Die Schweiz ist derzeit Ziel einer regelrechten Einwanderungswelle aus England. «Wir stellen fest, dass sich britische Finanzgesellschaften und auch Einzelpersonen aus dem Finanzsektor verstärkt für die Schweiz interessieren», erklärt Daniel Küng, Chef der Osec, die im Ausland Standortförderung für die Kantone betreibt.

Dieser Exodus britischer Firmen beschert auch dem Immobiliensektor gute Geschäfte. «Wir erhalten in letzter Zeit viele Anfragen von britischen Firmenchefs, die ihre Unternehmenssitz in die Schweiz verlegen wollen», erklärt Magnus Schnellmann von Lofthome, einer auf Luxus-Wohnungen spezialisierten Immobiliengesellschaft.

Nachgefragt würden dabei neben Gewerbe-Gebäuden häufig gleich auch Wohneigentum für die gesamte Belegschaft - «und dabei am liebsten Häuser mit Seesicht, bester Verkehrserschliessung und an ruhiger Lage.» Begehrt seien dabei vor allem Kantone mit attraktiven Steuerbedingungen, wie etwa Zug oder Schwyz anbieten

In Grossbritannien verfolgt die Öffentlichkeit mit wachsendem Missmut, wie heimische Finanzgesellschaften und Reiche in die Schweiz auswandern. Wegen ihrer aggressiven Standortpromotion geraten dabei die Schweizer Kantone immer mehr ins Zwielicht: So berichtete die Londoner «Times», dass Vertreter der Genfer Kantonsbehörden ungefragt britische Konzernchefs kontaktiert hätten, um sie von einem Standortwechsel zu überzeugen. Dies geschehe freilich unter dem Hinweis auf die steuerlichen Vorteile wie auch der «finanziellen Geheimhaltung».

Im Buhlen um britische Firmen scheue sich Genf auch nicht davor, individuelle Spezial-Deals abzuschliessen: So hätten Genfer Behörden einem CEO eine Pauschalsteuer von zehn Prozent auf sein Einkommen angeboten, sofern dieser seine Firma nach Genf verlege, und eine Prognose seiner Einkünfte für die nächsten zehn Jahre liefere.

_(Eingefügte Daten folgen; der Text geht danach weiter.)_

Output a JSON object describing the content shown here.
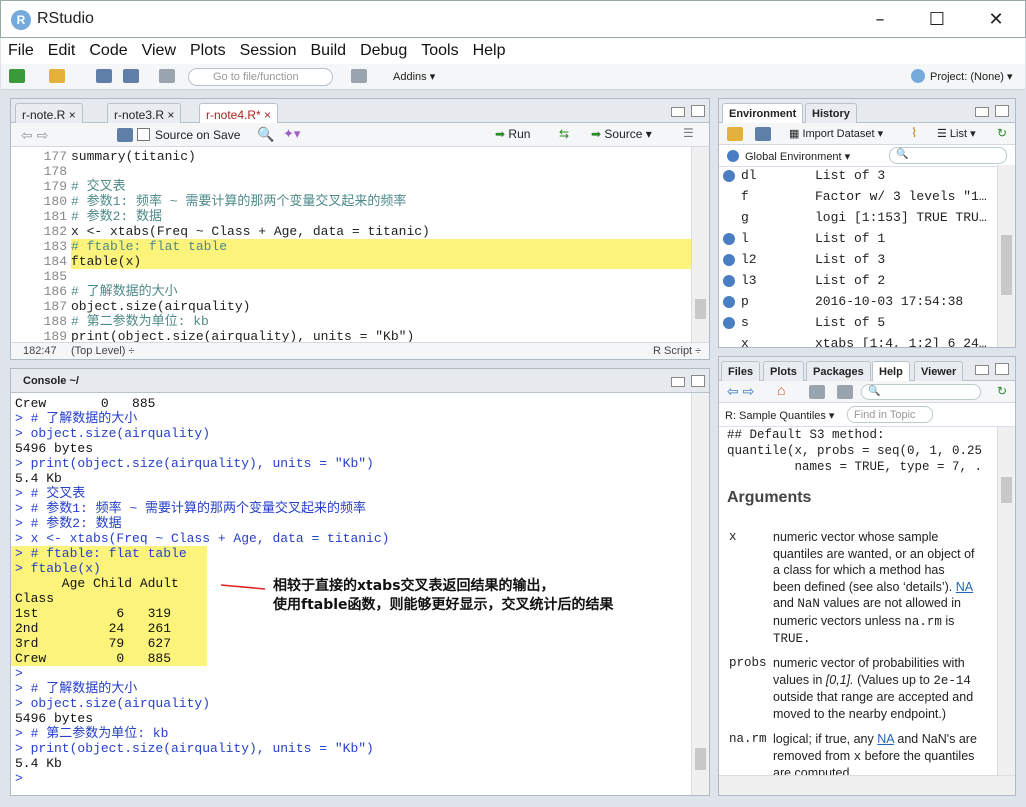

Die Berichte bestärken viele Briten bloss in ihrem Eindruck, dass die Schweiz aus der Finanzkrise Kapital schlagen will – wie auch aus dem für reiche Engländer sanktionierenden Steuerregime. «In der Schweiz gab es stets Deals ausserhalb des gesetzlichen Rahmens, aber diese Angebote ohne Aufforderungen seitens der Konzerne sind ein neuer Ansatz», erklärt Mike Warburton von der britischen Buchprüfungsfirma Grand Thornton.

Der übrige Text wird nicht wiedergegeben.